The authors then examined the fitness of sli1 mutant and wild-type plants grown under normal and heat stress conditions. Plants harboring SLI1 fared better under moderate heat stress than did those lacking this gene. In particular, intense carbohydrate-demanding processes, such as elongation of the inflorescence stem and seed set, were impaired in sli1 plants during heat stress. The authors hypothesized that SLI1 increases sap flow rates under limited water availability by serving as an anchor for organelles and possibly also proteins, and thereby reducing the density of obstacles in the sieve element lumen.
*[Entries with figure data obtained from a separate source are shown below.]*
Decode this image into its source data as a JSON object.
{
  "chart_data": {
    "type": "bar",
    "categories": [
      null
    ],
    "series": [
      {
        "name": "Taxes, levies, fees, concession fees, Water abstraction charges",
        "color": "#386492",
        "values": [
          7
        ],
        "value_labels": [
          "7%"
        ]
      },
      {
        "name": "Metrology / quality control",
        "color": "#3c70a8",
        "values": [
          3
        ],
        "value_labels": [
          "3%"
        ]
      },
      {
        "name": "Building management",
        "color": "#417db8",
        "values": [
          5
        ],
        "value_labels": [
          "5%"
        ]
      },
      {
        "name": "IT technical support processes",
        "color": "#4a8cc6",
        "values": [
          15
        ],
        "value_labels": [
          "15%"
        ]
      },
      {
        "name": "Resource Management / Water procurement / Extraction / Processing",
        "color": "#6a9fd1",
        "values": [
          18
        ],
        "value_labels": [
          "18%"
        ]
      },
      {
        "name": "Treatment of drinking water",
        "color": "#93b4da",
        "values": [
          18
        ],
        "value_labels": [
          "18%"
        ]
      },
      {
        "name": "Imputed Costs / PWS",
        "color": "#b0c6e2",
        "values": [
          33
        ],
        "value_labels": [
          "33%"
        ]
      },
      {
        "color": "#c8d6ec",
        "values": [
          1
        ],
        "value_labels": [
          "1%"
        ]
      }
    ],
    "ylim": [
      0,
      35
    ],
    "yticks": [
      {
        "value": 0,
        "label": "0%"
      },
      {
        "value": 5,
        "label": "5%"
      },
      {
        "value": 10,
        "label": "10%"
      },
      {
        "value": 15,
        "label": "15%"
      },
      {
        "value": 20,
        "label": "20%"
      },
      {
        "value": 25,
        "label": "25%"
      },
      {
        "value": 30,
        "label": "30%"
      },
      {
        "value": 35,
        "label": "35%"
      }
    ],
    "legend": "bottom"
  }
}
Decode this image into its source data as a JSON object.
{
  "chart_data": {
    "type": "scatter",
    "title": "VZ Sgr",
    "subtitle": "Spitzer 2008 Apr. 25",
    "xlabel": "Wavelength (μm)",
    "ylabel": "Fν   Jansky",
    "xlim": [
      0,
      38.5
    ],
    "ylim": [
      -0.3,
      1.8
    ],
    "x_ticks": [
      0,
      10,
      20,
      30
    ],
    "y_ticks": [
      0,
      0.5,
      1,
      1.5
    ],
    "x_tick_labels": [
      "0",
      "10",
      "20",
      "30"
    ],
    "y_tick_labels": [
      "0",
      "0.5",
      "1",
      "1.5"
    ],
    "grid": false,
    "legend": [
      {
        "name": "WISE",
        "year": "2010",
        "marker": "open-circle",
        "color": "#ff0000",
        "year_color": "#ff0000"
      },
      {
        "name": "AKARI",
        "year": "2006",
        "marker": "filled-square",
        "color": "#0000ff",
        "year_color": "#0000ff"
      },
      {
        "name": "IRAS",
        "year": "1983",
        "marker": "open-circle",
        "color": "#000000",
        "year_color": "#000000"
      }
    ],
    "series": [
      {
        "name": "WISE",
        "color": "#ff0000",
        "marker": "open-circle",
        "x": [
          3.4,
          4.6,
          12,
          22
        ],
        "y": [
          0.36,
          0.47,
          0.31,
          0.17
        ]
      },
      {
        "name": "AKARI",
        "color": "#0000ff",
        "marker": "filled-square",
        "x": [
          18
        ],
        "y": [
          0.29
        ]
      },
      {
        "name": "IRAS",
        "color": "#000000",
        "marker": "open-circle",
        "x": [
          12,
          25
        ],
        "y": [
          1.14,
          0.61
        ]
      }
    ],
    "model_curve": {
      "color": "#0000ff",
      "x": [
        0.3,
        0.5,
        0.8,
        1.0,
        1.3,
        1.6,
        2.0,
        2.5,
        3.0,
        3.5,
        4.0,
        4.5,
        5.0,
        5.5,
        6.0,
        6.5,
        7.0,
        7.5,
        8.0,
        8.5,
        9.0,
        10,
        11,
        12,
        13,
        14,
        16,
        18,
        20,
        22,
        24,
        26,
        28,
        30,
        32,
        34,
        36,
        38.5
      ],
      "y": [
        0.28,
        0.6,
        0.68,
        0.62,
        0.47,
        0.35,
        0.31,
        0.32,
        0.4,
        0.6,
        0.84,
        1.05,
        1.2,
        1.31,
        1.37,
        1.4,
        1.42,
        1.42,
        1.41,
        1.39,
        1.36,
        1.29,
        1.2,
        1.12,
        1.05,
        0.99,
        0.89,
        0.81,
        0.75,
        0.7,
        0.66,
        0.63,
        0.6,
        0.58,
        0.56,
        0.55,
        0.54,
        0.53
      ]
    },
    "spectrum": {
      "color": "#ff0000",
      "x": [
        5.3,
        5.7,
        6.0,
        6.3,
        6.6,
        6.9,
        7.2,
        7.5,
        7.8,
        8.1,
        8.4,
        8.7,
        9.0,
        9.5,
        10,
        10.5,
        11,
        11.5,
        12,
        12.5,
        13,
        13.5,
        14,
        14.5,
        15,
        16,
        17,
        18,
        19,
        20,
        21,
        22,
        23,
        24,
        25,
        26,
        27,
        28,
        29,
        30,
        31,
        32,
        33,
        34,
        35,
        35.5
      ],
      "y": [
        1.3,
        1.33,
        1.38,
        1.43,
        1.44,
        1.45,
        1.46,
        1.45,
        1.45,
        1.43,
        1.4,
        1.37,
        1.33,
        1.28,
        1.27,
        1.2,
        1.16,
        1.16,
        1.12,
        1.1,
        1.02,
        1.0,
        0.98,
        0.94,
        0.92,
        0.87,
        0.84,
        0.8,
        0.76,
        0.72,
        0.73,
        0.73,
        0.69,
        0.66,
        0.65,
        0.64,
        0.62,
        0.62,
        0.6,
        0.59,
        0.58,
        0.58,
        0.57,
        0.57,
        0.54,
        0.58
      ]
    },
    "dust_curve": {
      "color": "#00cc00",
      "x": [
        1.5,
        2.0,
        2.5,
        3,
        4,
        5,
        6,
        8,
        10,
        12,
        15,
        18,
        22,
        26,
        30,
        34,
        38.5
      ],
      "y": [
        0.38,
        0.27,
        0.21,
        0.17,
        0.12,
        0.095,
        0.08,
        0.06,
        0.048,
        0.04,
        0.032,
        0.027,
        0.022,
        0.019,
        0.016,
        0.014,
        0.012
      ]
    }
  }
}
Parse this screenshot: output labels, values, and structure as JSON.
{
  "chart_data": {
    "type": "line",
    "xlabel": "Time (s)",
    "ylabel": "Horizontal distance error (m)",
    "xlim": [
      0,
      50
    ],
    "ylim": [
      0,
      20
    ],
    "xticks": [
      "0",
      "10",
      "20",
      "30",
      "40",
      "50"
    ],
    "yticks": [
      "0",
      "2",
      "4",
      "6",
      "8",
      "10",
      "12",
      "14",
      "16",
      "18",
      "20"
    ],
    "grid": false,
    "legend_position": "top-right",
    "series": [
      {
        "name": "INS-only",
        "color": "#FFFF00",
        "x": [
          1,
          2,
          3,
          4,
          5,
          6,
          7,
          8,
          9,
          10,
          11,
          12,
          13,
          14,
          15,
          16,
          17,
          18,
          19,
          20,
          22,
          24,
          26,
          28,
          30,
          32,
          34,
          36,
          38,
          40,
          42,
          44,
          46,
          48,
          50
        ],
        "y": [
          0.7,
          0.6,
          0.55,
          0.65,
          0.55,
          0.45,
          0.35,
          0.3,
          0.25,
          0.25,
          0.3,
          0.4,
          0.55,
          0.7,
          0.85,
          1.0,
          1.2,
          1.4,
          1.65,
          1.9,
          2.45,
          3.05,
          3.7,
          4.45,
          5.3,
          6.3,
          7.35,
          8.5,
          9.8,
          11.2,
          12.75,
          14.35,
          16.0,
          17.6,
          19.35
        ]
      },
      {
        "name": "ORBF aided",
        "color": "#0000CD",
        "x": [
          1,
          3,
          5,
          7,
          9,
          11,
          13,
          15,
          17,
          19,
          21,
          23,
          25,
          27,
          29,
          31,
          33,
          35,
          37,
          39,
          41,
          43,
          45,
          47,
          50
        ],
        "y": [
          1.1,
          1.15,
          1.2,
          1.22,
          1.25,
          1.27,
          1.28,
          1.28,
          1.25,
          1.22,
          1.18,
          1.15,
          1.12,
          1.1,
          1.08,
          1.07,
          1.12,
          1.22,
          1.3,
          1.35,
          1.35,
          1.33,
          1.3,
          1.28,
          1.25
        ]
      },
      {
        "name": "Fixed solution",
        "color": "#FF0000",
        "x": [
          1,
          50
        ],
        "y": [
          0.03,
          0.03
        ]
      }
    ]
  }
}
This possibility remains to be tested.

Together, these results show that SLI1 is a novel phloem protein involved in both aphid resistance and heat stress tolerance and suggest that the parietal phloem layer contributes to both of these processes.


 Froelich, D.R., Mullendore, D.L., Jensen, K.H., Ross-Elliott, T.J., Anstead, J.A., Thompson, G.A., Pélissier, H.C., and Knoblauch, M. (2011). Phloem ultrastructure and pressure flow: sieve-element-occlusion-related agglomerations do not affect translocation. Plant Cell 23, 4428–4445.

 Kehr, J. (2006). Phloem sap proteins: their identities and potential roles in the interaction between plants and phloem-feeding insects. J. Exp. Bot. 57: 767–774.

 Kloth, K.J., Busscher-Lange, J., Wiegers, G.L., Kruijer, W., Buijs, G., Meyer, R.C., Albrectsen, B.R., Bouwmeester, H.J., Dicke, M., and Jongsma, M.A. (2017). SIEVE ELEMENT-LINING CHAPERONE 1 Restricts Aphid feeding on Arabidopsis During Heat Stress. Plant Cell: doi.org/10.1105/tpc.16.00424.

Medina-Ortega, K.J., and Walker, G.P. (2015). Faba bean forisomes can function in defence against generalist aphids. Plant Cell Environ. 38: 1167–1177.

Tjallingii, W.F. (1995). Regulation of phloem sap feeding by aphids. In Regulatory mechanisms in insect feeding, R.F. Chapman and G. de Boer, eds (New York: Chapman & Hall), pp. 190–209.

Zhang, C.L., Shi, H.J., Chen, L., Wang, X.M., Lu, B.B., Zhang, S.P., Liang, Y.A., Liu, R.X., Qian, J., Sun, W.W., You, Z.Z., and Dong, H.S. (2011). Harpin-induced expression and transgenic overexpression of the phloem protein gene AtPP2-A1 in Arabidopsis repress phloem feeding of the green peach aphid Myzus persicae. BMC Plant Biol. 11:11.